Matthew Haiken runs that Short Hills spot plus three others under Prestige Collection Auto Group. Now he has bigger problems than market swings.
In late June, the Commerce Department slapped a door in Polestar’s face. They denied authorization for the brand to bypass the rule banning connected cars with Chinese tech. So, here is the news: no new Polestars for sale in the US starting with the 2027 models.
“It’s so unfortunate.” Haiken feels for his staff. He feels for customers. He says he and thirty-one other US Polestar owners dropped millions into the ground. The denial hit like a punch to the gut.
Volvo? They got the nod. Same majority owner (China’s Geely). Same founder. The Commerce Department cleared Volvo back in March after some nice chats about data security and governance.
Haiken isn’t buying the government’s excuse.
“I am very frustrated in Polestar… I think they really dropped the ball. I don’t blame the政府.” He blames the car maker.
The ban stems from January 2025 regulations signed under Biden. Cameras. Microphones. GPS chips. All made in China. The government argues this is a national security hole. Commerce Secretary Gina Raimondo wasn’t wrong when she said foreign adversaries could exploit those sensors. “It doesn’t take much imagination,” she noted.

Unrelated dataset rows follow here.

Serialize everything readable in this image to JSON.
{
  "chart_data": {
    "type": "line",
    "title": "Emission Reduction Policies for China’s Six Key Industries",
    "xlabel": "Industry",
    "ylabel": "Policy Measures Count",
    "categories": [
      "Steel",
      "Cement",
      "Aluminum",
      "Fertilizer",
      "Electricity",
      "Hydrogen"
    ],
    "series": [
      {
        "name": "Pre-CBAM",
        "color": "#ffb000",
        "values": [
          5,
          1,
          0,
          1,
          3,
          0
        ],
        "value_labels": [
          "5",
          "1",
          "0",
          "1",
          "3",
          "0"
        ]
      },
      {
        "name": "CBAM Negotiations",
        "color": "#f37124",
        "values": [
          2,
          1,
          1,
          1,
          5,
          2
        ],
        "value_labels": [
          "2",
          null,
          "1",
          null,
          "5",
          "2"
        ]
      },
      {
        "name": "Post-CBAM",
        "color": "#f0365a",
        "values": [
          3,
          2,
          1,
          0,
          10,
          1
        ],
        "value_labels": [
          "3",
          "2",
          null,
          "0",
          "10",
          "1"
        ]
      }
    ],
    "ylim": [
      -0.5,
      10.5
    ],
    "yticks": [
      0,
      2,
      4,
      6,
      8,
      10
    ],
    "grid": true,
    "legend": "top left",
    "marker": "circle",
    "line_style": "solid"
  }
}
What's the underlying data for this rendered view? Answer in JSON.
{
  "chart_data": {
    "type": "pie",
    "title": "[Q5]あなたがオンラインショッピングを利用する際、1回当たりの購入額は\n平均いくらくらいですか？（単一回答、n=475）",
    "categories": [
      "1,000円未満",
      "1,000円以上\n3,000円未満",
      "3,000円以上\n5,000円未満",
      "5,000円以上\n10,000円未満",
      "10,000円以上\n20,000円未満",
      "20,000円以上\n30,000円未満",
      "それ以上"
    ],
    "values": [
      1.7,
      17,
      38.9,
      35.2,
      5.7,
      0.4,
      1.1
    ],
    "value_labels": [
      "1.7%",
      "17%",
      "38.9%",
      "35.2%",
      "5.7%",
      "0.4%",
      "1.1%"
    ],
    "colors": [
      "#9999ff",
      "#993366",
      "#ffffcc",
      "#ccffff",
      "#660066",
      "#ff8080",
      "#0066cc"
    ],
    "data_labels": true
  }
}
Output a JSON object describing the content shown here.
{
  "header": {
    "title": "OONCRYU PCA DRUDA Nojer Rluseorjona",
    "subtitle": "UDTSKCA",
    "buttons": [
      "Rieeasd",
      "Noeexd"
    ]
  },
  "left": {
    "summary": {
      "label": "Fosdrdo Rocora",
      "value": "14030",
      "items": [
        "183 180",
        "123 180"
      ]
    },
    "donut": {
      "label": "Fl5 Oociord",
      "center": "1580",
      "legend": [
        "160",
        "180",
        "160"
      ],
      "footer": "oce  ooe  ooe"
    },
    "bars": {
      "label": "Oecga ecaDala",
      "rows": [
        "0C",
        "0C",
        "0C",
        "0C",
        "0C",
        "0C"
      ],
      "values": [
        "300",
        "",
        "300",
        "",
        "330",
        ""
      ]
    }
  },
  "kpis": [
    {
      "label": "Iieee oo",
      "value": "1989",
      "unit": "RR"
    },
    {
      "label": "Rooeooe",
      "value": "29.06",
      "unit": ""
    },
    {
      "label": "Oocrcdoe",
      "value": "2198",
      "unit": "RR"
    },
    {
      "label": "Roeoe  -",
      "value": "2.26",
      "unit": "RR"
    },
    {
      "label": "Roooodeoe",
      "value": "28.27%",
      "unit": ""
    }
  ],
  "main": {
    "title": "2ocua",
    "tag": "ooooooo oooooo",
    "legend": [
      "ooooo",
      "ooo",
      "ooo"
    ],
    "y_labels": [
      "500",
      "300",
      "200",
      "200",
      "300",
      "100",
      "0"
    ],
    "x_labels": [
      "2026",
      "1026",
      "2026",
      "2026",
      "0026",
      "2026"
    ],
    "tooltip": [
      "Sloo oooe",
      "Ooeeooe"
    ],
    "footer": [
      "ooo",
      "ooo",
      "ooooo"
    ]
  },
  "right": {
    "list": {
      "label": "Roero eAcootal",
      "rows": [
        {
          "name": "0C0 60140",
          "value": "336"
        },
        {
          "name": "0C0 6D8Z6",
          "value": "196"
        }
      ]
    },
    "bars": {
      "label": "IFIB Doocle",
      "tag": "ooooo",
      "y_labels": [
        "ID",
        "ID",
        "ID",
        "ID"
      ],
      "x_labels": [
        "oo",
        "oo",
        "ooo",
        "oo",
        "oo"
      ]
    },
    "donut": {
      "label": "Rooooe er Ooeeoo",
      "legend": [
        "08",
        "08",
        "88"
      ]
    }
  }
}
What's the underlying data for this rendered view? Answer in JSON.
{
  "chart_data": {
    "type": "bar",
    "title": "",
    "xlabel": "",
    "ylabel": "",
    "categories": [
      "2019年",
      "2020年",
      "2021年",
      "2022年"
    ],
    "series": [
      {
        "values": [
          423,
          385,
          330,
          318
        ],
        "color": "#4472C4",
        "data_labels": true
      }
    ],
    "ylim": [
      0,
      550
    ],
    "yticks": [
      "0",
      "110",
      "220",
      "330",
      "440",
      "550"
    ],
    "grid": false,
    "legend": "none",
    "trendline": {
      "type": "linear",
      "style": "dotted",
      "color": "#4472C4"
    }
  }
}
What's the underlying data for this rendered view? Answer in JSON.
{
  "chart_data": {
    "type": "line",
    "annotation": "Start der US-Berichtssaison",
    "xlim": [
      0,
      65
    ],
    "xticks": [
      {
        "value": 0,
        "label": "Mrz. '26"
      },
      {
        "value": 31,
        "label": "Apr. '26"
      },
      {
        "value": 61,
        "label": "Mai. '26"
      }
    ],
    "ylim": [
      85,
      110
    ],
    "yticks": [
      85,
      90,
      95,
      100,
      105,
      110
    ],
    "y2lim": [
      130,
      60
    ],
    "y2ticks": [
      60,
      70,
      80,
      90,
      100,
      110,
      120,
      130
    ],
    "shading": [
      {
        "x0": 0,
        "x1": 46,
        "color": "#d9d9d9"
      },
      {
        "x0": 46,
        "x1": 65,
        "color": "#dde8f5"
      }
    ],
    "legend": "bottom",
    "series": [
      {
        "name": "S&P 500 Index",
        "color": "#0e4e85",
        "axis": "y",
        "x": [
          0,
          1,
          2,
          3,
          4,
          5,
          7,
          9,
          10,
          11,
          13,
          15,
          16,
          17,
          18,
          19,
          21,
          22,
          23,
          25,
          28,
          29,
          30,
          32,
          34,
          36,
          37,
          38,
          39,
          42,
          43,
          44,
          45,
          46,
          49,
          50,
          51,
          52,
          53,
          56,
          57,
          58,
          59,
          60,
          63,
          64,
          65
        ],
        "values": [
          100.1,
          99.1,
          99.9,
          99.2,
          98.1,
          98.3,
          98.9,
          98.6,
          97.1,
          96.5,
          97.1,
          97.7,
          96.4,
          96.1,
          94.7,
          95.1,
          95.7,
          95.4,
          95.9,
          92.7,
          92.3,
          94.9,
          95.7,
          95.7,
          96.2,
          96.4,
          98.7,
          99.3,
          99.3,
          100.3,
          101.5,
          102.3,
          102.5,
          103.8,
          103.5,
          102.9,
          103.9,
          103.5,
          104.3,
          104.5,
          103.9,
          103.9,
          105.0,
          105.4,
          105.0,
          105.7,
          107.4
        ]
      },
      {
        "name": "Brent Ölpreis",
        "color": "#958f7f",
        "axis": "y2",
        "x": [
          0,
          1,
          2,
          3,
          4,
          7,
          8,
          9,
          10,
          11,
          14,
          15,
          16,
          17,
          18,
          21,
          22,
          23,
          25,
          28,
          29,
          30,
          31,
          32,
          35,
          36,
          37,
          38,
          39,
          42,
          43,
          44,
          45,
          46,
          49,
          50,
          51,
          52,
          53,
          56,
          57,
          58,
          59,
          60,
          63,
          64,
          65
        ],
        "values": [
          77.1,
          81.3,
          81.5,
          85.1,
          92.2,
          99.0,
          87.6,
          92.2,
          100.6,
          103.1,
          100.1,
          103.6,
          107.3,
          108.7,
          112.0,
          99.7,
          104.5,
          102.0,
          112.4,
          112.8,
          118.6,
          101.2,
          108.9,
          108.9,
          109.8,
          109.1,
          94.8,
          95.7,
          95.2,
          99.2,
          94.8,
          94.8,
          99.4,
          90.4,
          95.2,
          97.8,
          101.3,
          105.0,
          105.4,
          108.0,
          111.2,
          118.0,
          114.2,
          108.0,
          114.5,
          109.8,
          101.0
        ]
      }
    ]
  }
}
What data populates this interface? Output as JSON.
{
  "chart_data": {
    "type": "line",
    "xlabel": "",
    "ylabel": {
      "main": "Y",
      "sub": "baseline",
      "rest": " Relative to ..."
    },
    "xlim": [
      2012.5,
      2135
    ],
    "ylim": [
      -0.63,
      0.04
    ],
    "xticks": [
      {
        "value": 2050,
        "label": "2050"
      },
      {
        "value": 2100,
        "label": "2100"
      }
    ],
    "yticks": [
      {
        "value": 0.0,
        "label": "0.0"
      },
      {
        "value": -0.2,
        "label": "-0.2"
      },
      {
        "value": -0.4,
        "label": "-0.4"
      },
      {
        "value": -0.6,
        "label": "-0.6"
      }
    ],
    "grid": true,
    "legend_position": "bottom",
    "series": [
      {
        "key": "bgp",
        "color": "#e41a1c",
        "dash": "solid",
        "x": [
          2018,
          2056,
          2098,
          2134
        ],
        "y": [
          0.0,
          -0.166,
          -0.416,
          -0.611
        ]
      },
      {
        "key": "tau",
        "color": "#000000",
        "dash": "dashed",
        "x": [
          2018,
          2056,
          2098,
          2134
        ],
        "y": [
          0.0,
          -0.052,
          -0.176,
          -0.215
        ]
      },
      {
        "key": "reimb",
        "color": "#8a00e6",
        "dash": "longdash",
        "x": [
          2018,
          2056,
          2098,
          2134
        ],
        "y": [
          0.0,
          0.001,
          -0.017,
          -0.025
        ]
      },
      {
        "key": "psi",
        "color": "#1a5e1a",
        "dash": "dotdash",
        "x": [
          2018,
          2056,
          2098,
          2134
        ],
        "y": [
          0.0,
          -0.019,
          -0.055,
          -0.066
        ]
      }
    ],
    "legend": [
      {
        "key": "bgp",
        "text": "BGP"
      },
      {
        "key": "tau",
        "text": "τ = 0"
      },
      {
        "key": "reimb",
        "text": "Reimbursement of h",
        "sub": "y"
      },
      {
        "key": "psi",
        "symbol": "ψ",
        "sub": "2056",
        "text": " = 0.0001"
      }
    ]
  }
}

Polestar says it’s shifting focus to Europe. They claim 94% of Q1 2026 sales happened outside America anyway.
Haiken thinks that’s garbage. The Polestar 4 launched in Europe two years ago but didn’t reach the US until last December.
Still, the cars exist. The existing inventory stays on the lot. And the service network? It stays open too. Haiken’s center has enough business to survive on repairs alone.
“We have the volume to justify it.”
Most customers won’t notice much difference yet. Just no new arrivals next year.
What happens when your inventory runs dry? Nobody knows.
The Commerce Department declined to comment. Haiken keeps fixing the old cars. Waiting for the future.